Dietary fat causes bile acid secretion into the gastrointestinal tract. Among individuals in the United States, a relatively high fat diet (based on increased levels of milk fat and beef fat) doubles the level of bile acids in the colon. High fat Western diets increase the risk of colon cancer. The bile acid deoxycholic acid (DOC) is likely important in colon cancer etiology. Exposure of colon cells to DOC induces reactive oxygen and nitrogen species, and DNA damage. Long-term exposure to DOC causes selection of apoptosis resistant colonic epithelial cells. We showed that DOC causes aneuploidy and micronuclei formation, indicators of genomic instability, in colon epithelial cells. We tested DOC as a potential colon carcinogen in mice. Adding 0.2% DOC to the diet of wild-type mice resulted in fecal DOC of about 4.6 mg/g dry weight, comparable to DOC in feces of humans on a high fat diet of about 6.4 mg/g dry weight. Feeding a DOC-supplemented diet to 18 wild-type mice for 8 to 10 months caused colonic tumors in 17 mice, where 10 of the mice developed at least one colon cancer while 7 of the 8 remaining mice developed one or more serrated sessile adenomas. Addition of the antioxidant chlorogenic acid at 0.007% to the DOC-supplemented diet significantly reduced tumor formation in the mice.
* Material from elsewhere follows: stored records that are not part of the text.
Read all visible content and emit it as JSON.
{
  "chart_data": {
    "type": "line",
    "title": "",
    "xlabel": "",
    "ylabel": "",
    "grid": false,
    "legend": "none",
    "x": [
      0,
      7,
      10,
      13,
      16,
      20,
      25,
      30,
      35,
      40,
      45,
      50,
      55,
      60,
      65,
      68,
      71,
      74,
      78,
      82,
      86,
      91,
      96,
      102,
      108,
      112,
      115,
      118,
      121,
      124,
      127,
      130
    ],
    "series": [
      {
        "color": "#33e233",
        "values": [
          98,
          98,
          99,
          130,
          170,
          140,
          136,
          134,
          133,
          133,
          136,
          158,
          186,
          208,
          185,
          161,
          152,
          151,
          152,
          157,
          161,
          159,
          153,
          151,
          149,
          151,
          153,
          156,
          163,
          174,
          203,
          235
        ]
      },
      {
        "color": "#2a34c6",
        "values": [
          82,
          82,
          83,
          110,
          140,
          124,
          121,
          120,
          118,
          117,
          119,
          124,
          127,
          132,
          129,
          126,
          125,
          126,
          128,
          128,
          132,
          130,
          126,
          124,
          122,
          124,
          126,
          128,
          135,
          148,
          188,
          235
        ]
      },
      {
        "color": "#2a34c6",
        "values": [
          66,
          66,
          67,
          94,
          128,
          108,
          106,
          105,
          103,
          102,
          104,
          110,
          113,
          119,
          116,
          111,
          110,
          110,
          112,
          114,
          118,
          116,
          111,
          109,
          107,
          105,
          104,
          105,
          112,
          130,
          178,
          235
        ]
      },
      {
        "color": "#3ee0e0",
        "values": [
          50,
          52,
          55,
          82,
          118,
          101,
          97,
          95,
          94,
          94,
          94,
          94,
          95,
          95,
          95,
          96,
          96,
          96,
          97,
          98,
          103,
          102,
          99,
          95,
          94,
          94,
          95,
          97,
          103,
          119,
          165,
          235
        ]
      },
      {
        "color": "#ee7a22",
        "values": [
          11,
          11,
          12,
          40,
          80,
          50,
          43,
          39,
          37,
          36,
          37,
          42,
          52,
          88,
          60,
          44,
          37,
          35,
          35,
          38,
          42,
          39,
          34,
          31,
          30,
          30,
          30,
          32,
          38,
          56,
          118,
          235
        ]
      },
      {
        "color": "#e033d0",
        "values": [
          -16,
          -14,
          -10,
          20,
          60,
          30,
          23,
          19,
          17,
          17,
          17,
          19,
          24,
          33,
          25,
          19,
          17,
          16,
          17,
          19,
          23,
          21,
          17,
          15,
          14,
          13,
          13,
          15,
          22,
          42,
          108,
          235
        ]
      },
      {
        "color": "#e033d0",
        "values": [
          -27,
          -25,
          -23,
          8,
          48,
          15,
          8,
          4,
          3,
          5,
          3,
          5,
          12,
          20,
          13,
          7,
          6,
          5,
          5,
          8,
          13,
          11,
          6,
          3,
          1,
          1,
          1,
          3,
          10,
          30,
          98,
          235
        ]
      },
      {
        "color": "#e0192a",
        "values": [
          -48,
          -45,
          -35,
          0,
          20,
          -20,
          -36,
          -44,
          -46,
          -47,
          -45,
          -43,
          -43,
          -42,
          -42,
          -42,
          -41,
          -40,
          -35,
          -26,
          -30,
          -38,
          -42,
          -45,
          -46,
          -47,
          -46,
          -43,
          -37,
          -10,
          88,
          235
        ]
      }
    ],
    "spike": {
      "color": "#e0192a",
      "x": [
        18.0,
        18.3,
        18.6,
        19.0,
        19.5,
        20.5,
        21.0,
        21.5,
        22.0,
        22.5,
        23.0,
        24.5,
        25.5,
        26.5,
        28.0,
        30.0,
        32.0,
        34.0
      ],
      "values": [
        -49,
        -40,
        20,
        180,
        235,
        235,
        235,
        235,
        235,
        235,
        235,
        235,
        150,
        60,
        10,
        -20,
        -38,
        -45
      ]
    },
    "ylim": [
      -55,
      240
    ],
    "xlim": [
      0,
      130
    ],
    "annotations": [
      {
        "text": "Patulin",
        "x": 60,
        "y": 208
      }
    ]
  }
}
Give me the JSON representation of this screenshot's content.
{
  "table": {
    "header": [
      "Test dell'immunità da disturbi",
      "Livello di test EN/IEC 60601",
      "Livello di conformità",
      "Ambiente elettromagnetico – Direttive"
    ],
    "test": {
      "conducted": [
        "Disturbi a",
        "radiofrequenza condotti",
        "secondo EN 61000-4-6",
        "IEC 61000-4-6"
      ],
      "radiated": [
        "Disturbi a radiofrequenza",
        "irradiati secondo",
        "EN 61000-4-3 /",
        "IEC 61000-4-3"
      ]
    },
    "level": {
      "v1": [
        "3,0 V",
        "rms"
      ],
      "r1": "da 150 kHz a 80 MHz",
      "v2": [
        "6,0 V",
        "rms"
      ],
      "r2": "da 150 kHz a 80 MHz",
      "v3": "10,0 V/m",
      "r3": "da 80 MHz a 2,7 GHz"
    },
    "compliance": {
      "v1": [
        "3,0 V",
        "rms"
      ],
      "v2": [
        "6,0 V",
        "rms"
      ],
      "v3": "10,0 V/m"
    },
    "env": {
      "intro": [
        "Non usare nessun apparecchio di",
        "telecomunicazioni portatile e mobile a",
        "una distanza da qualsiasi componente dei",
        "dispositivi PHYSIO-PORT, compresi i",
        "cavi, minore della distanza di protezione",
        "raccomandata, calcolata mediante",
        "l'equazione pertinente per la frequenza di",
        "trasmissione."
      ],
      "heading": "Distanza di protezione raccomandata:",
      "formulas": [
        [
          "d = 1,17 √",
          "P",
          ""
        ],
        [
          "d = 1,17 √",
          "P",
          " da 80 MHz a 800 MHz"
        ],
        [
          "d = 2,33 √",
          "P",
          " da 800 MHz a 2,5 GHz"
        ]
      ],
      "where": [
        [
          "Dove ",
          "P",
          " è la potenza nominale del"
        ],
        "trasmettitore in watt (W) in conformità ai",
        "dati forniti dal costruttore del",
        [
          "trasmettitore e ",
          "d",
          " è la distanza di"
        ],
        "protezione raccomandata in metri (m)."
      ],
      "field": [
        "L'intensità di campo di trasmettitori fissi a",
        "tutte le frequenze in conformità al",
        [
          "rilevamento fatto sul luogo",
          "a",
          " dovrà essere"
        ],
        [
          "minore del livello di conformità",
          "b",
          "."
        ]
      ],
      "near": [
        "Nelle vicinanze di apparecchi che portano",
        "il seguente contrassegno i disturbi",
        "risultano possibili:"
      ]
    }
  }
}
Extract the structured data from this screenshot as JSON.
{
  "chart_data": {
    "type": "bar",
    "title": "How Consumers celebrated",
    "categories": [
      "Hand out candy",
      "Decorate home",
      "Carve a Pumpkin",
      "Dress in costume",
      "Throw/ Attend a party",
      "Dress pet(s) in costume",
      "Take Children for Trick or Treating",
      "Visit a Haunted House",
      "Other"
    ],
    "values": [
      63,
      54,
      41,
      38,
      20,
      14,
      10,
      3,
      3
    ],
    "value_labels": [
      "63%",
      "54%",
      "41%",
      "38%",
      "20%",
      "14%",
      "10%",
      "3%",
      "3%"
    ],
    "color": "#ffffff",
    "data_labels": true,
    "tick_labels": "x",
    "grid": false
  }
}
These results suggest that a high fat diet in humans increase the risk of colon cancer through the mediation of bile acids, and that some dietary anti-oxidants may ameliorate this carcinogenicity.

Biography :

Carol Bernstein, PhD, is a faculty member in the Dept. of Cell Biology and Immunology and has published more than 100 refereed papers, of which 45 have been in the areas of bile acids, DNA damage and cancer. Her other areas of interest are in the central importance of DNA damage and DNA repair both in aging and in the selective advantage of sex (why sex exists).